Temiz ve Güvenilir Gıdaya Erişmek Mümkün Değil mi?

Her ne kadar yukarıda bahsettiğim olumsuz tablo mevcut ve hakim durumdaysa da, Temiz ve Güvenli Gıda üreticileri de hiç yok değildir. Gıda konusunda her ne kadar büyük oranda “Gıda Endüstrisinin” hegemonyası olsa da, hammaddeden (bitkisel ve hayvansal) işlenmiş gıdaya kadar titiz ve sağlıklı gıda üretimi yapan üreticiler de mevcuttur. Bu tip üreticilere ve ürünlerine erişmek ise ülkemizde maalesef tüketicilerin araştırmasına ve bilinçli olmasına bağlı durumdadır. Zira bu üreticiler genellikle yerel ölçekte ve sınırlı miktarda sermayeye ve üretim kapasitesine sahip üreticilerdir. Pazarlama ve reklama ayıracak bütçeleri çok fazla olmadığı için tanıtım konusunda elleri büyük sermaye gruplarına karşı oldukça zayıftır. Bu sebeple onlara ulaşmak biraz da tüketicinin çabasına bağlıdır.

Yol üstünde alınan ürünler ne kadar güvenli?

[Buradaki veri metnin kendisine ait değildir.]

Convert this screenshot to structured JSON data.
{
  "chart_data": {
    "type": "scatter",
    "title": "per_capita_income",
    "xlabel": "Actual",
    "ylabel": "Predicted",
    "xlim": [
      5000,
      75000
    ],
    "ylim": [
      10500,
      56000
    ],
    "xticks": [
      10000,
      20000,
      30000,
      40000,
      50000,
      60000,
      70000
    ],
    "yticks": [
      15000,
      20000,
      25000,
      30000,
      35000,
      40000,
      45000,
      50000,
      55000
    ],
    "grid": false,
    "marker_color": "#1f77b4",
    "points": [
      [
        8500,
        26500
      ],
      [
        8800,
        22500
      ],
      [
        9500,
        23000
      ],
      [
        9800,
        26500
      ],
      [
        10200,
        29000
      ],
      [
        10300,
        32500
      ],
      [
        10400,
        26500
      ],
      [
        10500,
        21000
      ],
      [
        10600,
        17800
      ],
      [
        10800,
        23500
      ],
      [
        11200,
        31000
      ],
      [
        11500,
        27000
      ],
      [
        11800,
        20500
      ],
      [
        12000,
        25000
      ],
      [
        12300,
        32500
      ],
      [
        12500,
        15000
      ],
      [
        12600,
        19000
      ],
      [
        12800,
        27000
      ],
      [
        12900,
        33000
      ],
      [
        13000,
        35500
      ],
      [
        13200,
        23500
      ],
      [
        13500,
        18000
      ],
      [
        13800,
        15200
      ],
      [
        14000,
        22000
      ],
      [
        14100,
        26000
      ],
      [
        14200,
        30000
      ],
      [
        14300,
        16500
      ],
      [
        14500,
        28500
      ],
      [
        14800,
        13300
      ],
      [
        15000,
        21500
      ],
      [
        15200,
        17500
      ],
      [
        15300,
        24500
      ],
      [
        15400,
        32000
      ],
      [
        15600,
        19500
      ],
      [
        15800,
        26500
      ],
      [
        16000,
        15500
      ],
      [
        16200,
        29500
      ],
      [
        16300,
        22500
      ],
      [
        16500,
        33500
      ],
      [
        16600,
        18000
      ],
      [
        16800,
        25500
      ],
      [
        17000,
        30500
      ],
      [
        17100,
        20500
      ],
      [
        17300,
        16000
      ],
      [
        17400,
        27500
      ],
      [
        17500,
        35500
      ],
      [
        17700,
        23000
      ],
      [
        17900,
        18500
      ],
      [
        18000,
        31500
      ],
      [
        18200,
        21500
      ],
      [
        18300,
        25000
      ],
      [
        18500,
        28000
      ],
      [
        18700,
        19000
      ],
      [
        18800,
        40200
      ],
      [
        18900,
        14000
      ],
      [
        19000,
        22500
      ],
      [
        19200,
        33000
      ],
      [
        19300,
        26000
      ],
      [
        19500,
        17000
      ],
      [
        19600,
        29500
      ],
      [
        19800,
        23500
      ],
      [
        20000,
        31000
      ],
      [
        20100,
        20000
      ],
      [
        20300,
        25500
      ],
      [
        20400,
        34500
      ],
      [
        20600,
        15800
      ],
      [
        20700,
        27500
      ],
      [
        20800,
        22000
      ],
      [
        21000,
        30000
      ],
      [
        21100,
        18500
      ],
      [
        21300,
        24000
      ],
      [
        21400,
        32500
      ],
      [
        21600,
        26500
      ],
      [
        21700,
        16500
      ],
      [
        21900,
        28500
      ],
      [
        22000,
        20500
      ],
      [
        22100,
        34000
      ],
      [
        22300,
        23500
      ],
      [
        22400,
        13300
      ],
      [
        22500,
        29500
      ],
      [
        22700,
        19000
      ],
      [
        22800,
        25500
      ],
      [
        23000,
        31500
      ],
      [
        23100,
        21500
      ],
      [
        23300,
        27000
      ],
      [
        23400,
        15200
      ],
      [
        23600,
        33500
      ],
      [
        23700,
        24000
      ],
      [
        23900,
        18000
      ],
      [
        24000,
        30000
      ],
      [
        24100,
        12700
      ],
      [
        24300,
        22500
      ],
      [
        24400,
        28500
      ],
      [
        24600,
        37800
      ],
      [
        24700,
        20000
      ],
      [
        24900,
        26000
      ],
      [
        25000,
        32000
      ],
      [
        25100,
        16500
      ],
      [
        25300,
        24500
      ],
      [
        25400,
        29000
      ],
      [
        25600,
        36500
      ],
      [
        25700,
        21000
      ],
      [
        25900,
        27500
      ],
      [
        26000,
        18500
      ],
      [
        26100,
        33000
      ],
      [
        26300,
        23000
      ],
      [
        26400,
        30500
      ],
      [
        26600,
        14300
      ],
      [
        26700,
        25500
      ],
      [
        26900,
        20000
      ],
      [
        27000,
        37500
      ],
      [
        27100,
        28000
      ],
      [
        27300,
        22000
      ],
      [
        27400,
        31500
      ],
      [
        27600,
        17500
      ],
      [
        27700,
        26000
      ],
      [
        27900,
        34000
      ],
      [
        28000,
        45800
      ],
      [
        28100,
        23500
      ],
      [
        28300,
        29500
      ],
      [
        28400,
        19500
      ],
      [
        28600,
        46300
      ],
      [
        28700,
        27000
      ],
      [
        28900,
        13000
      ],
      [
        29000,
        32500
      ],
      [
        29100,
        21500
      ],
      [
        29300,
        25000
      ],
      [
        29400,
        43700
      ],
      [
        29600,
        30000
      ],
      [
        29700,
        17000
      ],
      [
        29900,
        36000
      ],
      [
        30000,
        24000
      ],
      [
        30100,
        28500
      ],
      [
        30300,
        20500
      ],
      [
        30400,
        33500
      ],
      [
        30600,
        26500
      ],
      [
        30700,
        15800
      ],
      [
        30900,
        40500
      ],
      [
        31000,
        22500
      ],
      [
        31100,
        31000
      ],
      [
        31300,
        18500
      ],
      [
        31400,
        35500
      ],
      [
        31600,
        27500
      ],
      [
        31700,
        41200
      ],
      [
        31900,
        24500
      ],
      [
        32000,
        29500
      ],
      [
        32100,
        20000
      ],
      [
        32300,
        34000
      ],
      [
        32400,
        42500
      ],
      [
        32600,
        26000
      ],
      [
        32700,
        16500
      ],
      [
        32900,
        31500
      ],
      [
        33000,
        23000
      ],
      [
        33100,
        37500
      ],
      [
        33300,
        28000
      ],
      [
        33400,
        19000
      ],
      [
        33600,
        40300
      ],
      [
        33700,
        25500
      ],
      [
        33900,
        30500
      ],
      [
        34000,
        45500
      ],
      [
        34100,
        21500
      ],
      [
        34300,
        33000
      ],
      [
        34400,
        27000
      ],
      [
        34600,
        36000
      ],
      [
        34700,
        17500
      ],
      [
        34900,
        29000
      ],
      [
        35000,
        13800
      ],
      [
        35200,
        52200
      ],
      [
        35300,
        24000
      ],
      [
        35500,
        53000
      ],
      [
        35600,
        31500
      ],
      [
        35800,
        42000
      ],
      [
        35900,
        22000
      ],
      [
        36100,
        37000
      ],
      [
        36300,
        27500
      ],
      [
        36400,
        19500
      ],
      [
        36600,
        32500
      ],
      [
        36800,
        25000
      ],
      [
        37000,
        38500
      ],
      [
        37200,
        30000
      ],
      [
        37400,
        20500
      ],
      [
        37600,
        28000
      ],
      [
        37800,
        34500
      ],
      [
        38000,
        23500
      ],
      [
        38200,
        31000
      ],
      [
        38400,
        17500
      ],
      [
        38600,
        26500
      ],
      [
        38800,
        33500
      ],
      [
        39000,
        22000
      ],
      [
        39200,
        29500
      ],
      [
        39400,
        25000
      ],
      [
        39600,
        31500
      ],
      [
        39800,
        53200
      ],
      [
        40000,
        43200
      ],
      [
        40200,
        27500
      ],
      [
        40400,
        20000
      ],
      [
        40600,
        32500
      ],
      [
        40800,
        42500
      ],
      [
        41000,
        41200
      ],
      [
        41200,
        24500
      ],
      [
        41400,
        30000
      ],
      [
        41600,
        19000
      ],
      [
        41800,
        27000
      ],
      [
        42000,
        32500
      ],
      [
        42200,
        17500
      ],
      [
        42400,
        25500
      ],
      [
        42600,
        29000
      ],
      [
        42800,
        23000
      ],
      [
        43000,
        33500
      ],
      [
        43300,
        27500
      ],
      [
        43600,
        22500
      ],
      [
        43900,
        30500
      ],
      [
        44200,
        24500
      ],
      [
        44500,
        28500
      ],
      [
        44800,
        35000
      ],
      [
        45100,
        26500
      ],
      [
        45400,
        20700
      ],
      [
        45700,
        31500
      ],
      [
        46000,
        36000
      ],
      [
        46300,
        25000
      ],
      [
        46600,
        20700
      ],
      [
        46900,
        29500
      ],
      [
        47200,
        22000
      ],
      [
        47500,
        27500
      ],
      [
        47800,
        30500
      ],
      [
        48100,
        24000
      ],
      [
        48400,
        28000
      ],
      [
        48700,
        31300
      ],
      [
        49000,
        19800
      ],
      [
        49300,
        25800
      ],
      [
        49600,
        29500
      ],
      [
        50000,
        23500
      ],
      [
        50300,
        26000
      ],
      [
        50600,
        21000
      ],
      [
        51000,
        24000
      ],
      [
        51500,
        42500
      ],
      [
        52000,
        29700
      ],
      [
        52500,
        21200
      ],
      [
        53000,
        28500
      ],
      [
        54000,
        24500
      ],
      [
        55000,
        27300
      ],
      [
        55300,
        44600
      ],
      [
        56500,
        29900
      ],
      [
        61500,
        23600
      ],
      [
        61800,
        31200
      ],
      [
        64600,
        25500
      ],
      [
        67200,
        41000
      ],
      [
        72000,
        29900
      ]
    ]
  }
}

Temiz ve Güvenli gıdaya erişmek konusunda yapılan en büyük hatalardan birisi de markasız ve yol üstünde bulunan üreticilerden yapılan ürün alışverişleridir. Toplumumuzda genellikle seyahatlerde yol üstünde bulunan “yerel çiftçi, köylü” vb satıcılardan alınan ürünlerin güvenilir olduğuna dair yanlış bir kanaat mevcuttur. Bu ürünler her ne kadar yöresel ve geleneksel adı altında satılsalar da, işin iç yüzü hiç de düşündüğünüz gibi olmayabilir. Bu ürünler ve üretici satıcılar yetersizliğini eleştirdiğimiz denetim sisteminin dahi dışında olup hiçbir kontrole tabi değillerdir. Aslında konumuzun dışında yer alan ve ülkemiz gıda güvenliği sorunlarının başında gelen “TAĞŞİŞ”in en fazla görülme riski taşıyan ürünler de bu ürünlerdir. Zira üzerlerinde ne marka, ne işletme ruhsatı, ne de ürün içeriğine ait hiçbir bilgi bulunmadığı gibi, nerede ve hangi şartlarda üretildiği de belli değildir. Satın aldığınız bir üründen memnun kalmadığınızda ya da ürünü iade etmek istediğinizde karşınızda muhatap bulamayacağınız  bulsanız da sonuç alamayacağınız bir durumla karşılaşmanız çok olası bir durumdur. Bu yol üstü köylü satıcıları ile ilgili şahit olunan bazı durumlardan bahsetmek gerekirse; zeytinyağlarının içine genellikle Ayçiçek ya da pamuk yağı karıştırıldığı, marketten satın alınan yumurtaların pisliğe bulaştırılarak köy yumurtası izleniminin verildiği, fabrikasyon salçaların kavanozlara doldurularak köy salçası diye satıldığı, gıda boyası ve aroma verici maddeler katılarak soğuk içeceklerin doğal ürünlermiş gibi satıldığı oldukça yaygın bir olgudur.

Temiz Gıda üretimi yapanlara idealist üreticilere ulaşmak zor değil!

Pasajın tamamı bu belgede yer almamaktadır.